Going back to the origins of this bill, communications companies—phone networks, internet service providers, and social media and email websites—all store metadata. It is essential to their business. It is the information that has been used for as long as we have had these types of communication. It is used to manage networks and it is used to collate bills. The problem that has arisen is that these businesses are not retaining the data for as long as they used to. The bipartisan Parliamentary Joint Committee on Intelligence and Security concluded that this has resulted in 'an actual degradation of investigative capabilities of national security agencies'. So, a bipartisan committee says that in losing these records we are losing a tool, a very useful tool, in the fight against crime, terrorism, and child exploitation. This bill will create a consistent standard of record-keeping across our telecommunications industry. It will ensure that the trail of digital breadcrumbs the AFP may need to track down a jihadi recruiter, a hate preacher, someone organising serious fraud, or to stop an act of child exploitation from happening, still exists.

Now that we have defined what is actually in play here, I would like to mention to the House some of the safeguards that this legislation includes—the checks and balances that will ensure that the bill before the House today is used for its intended purposes and that individual privacy is preserved. The Privacy Commissioner already has a number of powers relating to compliance with the Privacy Act, and none of that will change. I will tell you something that will change. Fewer organisations will be able to access your communications data—fewer than currently can. This bill will actually tighten up the privacy requirements around metadata. Given the right circumstances, currently around 80 agencies could access your communications metadata. Once this legislation is in place that number will fall. It will go from around 80 organisations to around 20. For the first time, the Commonwealth Ombudsman will have an oversight role over any federal, state or territory agency that accesses this information. To sum up the situation on privacy, we have the Privacy Commissioner still in place, we have fewer agencies able to access these records and we have a new level of oversight by way of the Commonwealth Ombudsman.
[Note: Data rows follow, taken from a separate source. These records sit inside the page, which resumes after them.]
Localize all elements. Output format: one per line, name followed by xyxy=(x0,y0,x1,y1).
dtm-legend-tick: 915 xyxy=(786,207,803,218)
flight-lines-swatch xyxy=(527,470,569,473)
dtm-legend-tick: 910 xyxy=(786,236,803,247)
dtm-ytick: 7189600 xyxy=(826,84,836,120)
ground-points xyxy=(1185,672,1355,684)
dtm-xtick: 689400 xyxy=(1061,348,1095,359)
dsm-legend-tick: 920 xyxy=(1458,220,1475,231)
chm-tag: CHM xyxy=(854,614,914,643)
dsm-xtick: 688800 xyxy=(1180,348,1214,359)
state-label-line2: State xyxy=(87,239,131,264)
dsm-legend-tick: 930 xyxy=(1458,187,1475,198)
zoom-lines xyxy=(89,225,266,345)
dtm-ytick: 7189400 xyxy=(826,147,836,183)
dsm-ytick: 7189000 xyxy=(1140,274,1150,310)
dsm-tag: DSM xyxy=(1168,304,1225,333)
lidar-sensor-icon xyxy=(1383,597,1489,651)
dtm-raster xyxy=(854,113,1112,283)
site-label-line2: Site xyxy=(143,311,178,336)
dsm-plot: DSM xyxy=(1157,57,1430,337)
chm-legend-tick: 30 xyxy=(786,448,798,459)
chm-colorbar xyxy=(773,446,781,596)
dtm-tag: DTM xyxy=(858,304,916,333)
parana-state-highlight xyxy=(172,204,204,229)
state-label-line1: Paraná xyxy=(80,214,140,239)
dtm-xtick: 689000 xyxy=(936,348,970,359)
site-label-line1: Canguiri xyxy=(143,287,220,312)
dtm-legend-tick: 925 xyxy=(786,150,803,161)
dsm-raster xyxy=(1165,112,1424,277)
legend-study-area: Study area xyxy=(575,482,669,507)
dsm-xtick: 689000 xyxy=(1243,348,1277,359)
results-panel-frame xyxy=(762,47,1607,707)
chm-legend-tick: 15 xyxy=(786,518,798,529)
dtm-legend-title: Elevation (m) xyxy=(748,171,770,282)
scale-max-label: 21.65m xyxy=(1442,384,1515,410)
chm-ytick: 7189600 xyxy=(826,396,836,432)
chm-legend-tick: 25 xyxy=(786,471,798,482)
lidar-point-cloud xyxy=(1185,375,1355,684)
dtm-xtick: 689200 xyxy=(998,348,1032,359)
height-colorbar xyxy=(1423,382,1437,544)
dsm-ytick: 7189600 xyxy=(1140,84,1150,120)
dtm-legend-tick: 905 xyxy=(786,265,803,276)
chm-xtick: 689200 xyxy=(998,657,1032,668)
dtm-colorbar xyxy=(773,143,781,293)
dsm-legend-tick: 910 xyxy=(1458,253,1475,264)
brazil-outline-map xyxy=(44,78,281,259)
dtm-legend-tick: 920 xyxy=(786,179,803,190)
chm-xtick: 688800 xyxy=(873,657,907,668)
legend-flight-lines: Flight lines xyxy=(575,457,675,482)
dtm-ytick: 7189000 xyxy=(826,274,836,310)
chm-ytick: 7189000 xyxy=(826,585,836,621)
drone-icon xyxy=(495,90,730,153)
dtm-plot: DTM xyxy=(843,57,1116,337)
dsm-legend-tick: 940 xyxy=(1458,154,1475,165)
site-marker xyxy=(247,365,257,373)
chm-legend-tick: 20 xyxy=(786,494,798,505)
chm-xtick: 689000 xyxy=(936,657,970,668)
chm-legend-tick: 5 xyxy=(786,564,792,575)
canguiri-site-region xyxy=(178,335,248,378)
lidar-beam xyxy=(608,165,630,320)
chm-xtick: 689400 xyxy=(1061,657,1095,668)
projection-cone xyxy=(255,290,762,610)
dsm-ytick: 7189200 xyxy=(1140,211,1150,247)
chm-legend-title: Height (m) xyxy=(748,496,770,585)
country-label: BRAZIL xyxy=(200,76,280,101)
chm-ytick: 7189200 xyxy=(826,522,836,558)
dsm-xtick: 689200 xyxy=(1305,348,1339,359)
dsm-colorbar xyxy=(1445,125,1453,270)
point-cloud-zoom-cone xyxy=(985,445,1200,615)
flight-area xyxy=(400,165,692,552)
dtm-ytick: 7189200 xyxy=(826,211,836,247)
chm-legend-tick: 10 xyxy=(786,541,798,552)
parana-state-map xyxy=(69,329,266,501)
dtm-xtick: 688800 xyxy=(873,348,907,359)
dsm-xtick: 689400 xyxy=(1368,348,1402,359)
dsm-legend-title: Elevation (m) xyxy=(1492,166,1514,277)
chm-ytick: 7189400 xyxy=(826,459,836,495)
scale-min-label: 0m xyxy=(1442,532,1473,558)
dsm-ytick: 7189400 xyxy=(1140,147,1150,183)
Much has been made of the impact this bill will have on whistleblowers and journalists. Again, the debate on this front has gone quite a long way from the reality of the situation. The bill does nothing to repeal whistleblower protections already in place. The bill does not roll back any privacy laws with regard to whistleblowers and it does not remove any of the protections afforded to them. In fact, the bill has additional safeguards in place for journalists, including reducing the number of agencies that can access metadata and restricting access to where it can be used in a criminal trial or a pecuniary matter. It cannot be used to identify sources or leaks unless laws have been broken.

Earlier, I spoke about the work of the Parliamentary Joint Committee on Intelligence and Security. I mentioned the very diligent work of that bipartisan committee, which got us to the position that we are in here today to debate this bill. They released a report on this bill late last month, and remember that this is a bipartisan committee. The committee included Labor Senators Conroy, Faulkner and Wong, and Labor members of this chamber—the member for Blaxland, Jason Clare, the member for Isaacs, and the member for Sydney. I would also like to note, as other members in this House have, that a special thanks is due to the chair of this committee, Dan Tehan, the member for Wannon, who has done an exceptional job.

The report had quite a bit to say about the dataset; the way that this legislation should deal with this dataset; the agencies that should have access to the data; and the oversight mechanisms. This government supported all the recommendations of that committee. There were 39 recommendations and the government supports these. Recommendation 39 of the bipartisan report was that this parliament pass this legislation. With that in mind, I commend the bill to the House.